かつてビットコイン・コミュニティでは、中国によるハッシュレート支配への懸念が長らく続いていた。実際、2021年6月に中国政府がビットコイン・マイニングを全面禁止する以前、中国は世界全体のハッシュレートの65~75%を占めていた。「2019年には中国がビットコイン・マイニングの世界的な拠点であり、ネットワーク全体の65~75%を支配していた」と、2025年に発表された「ネイチャー・コミュニケーションズ」誌の研究も指摘している。その後の中国のマイニング禁止措置により、ハッシュレートは世界中に分散され、多くの事業者がアメリカへと移転した。アメリカは、エネルギー資源が豊富で規制が比較的緩やかな州を中心に、マイニングの新たな拠点として注目を集めた。この急激な変化により、ビットコイン価格は一時的に50%下落するなど市場は動揺したが、その年の後半には130%の価格上昇を記録し、市場の回復力と適応力を示す結果となった。
過去において、中国によるハッシュレートの集中がビットコイン・ネットワークの悪用に直接つながった例はなかったが、それは常に懸念材料であり続けた。そしていま、アメリカが全体の75%のハッシュレートを占める状況下において、同様のリスクが再び浮上している。現在のトランプ政権はビットコインに友好的な姿勢を示しているが、将来の政権が敵対的な態度をとる可能性は否定できない。その場合、中央集権化したハッシュレートをテコに、ネットワークへの統制を試みる恐れがある。中国のように全面禁止するのではなく、米国政府は将来的に規制強化やマイニング操作といった手段をとる可能性があり、制裁措置や行政命令といった執行権限を使って特定のトランザクションの検閲を行なうといった事態も想定される。こうした脅威は、ハッシュパワーの一極集中によってさらに深刻化する。
もっとも、アメリカの「連邦制」という政治構造は、ある種の防波堤となりえる。
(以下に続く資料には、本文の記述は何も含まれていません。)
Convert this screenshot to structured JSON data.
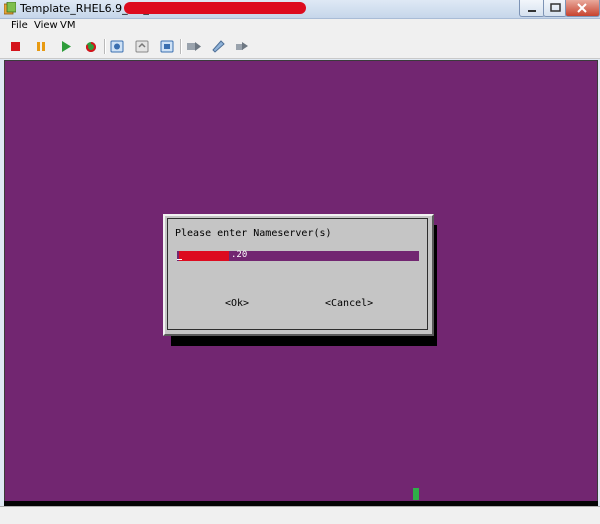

すなわち、連邦政府と各州の間に権限の分離があるため、連邦の過剰な干渉に対して抵抗が可能であるという点だ。実際にマイニング活動が活発な州においては、州政府や地域住民が「過度な規制はビットコインの価値を損ない、投資家に損失を与える」として、産業防衛の立場から反発することも考えられる。このような草の根レベルでの抵抗は、ビットコイン・ネットワークの健全性と分散性を守るうえで、重要な役割を果たすかもしれない。
アメリカによる金融制裁体制が弱体化しつつある現状は、ビットコインにとって有利に働く可能性がある。2022年にロシアの外貨準備資産が押収された一件を受け、アメリカの外交政策に同調しない諸国は、米国債の購入を控えるようになった。これにより、制裁の手段として多用されてきたフィアット(法定通貨)決済網が揺らぎ始めている。トランプ政権は、資金フローの管理ではなくモノの流通を規制する関税重視の方針へと転換しつつあり、これが金銭的な検閲リスクを緩和する可能性もある。この政策の方向転換は、中央集権的に偏ったハッシュレートが連邦政府の標的となる前に、ビットコイン側が対応するための「猶予期間」をもたらすともいえる。
とはいえ、アメリカ国内のビットコイン支持者たちは、今後も主体的な行動を取り続けなければならない。経済全体、ひいては世界経済のなかにビットコインをより深く根付かせることができれば、ネットワークに対する検閲的攻撃は市民の資産価値を直接損なうものとなり、強い反発を生むだろう。また、歴史が示すようにマイナーは強制移転にも適応してきた。中国の禁止措置がその好例だ。しかし、政府側もまた学習する。将来の米国政権は、マイニングを全面禁止するのではなく、むしろその中央集権性を利用してネットワークを統制しようと試みる可能性がある。
いま、ビットコイン業界は重要な岐路に立たされている。アメリカが最大75.4%のハッシュレートを占める現状において、たとえ控えめな推定値であっても、50%以上の集中は深刻なリスクだ。グローバルに分散化すべきか、それともアメリカの主導権を受け入れるべきか、その判断が問われているのだ。
ラトニック氏のヴィジョンが進展する一方で、われわれビットコイン支持者は、この主権的マネー(sovereign money)がどのような政権下でも揺るがぬ強さを保つよう努めなければならない。